Fra tweet e post ha del sorprendente la vitalità di cui gode la “parrocchia virtuale” in cui è possibile persino confessarsi. L’idea della ‘riconciliazione online’ arriva dalla Chiesa di Livorno, il cui vescovo, monsignor Simone Giusti, una manciata di mesi fa ha messo a disposizione dei fedeli un profilo Facebook, Diocesi Livorno, gestito da due seminaristi, attraverso cui è possibile prenotare via web il sacramento della confessione, con tanto di giorno, ora e prete amministrante. Non solo, è attivo anche un servizio di assistenza spirituale notturno, quando il calar delle tenebre invoglia a un esame di coscienza.
Dal virtuale al reale, la stessa voglia di ascoltare (e conoscere) l’altro spiega una singolare iniziativa partita in sordina e diffusasi rapidamente in varie diocesi italiane: l’aperimessa. Ossia l’happy hour in parrocchia al termine dell’Eucarestia. Ad alzare per primo i calici è stato nel 2014 il parroco della borgata marina dell’Addaura, a Palermo, don Fabrizio Fiorentini. Tra esagerazioni e qualche mal di pancia dei più ortodossi, l’iniziativa made in Sicily negli anni è stata replicata dal sud al nord. In verità più come evento occasionale che appuntamento fisso. Così, per esempio, ad agosto nella città dei Papi, Viterbo, l’ aperitivo è stato servito direttamente nella cattedrale di San Lorenzo.

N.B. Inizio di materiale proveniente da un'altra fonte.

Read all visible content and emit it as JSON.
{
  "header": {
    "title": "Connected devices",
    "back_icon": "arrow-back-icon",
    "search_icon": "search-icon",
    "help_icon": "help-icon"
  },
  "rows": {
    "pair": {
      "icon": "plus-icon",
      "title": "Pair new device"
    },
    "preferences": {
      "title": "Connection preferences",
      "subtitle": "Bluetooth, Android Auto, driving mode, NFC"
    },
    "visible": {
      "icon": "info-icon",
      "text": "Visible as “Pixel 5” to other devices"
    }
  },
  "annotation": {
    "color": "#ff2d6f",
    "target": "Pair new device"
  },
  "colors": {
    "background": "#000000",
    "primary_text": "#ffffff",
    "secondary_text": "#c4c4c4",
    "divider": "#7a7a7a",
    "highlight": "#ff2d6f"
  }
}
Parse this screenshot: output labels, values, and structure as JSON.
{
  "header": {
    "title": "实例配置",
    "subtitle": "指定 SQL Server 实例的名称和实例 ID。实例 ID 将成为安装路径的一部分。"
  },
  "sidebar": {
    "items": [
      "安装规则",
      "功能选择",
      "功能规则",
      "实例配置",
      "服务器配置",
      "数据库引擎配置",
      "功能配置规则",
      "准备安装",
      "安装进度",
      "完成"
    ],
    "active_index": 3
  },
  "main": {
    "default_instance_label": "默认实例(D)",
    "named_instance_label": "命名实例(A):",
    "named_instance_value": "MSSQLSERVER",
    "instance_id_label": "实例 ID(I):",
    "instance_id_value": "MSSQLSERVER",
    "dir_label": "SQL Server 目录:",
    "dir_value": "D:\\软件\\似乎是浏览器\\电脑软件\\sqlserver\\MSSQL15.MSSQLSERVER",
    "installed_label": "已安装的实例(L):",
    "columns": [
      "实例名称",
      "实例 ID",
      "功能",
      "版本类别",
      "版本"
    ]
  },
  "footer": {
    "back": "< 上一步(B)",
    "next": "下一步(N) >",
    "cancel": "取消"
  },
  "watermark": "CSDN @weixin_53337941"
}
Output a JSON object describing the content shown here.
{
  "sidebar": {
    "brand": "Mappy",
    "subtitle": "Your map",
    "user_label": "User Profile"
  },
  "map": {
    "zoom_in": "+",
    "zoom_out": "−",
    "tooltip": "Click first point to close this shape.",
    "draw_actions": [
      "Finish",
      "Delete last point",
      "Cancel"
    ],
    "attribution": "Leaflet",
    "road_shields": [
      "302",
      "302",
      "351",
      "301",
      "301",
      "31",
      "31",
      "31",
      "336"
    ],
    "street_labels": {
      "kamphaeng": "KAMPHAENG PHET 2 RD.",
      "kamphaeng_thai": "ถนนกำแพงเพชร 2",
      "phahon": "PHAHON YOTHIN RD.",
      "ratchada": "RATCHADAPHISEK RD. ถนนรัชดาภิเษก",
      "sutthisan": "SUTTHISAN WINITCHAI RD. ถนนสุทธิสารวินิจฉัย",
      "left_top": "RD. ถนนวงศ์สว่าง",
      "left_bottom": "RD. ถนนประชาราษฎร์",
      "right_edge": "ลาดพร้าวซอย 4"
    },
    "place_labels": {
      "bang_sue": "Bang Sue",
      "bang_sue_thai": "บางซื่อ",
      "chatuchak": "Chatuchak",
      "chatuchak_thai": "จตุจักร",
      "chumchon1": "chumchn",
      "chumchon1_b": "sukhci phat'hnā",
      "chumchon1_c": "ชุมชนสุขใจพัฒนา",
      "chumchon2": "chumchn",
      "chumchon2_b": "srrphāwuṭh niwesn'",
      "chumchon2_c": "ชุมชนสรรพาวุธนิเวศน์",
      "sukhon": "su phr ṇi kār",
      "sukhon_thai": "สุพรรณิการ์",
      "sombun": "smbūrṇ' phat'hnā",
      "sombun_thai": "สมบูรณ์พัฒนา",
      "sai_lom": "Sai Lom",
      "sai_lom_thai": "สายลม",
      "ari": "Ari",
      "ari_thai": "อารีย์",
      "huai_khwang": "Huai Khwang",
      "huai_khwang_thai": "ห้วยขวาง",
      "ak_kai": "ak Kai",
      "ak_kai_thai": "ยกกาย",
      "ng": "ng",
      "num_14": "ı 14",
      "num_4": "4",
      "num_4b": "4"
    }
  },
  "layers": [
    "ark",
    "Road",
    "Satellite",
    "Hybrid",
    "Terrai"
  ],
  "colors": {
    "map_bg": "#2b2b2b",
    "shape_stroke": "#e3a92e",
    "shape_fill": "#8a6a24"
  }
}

Trattandosi di spritz, non poteva mancare Milano, la capitale italiana dell’happy hour. Qui a maggio, in vista del Sinodo sui giovani dello scorso ottobre, sotto il porticato del cortile della basilica di sant’Ambrogio, dopo la messa domenicale delle 19, centinaia di universitari si sono incontrati con i preti di una delle chiese simbolo della fede meneghina. Un salatino, un bicchiere e la diffidenza (reciproca) si è sciolta.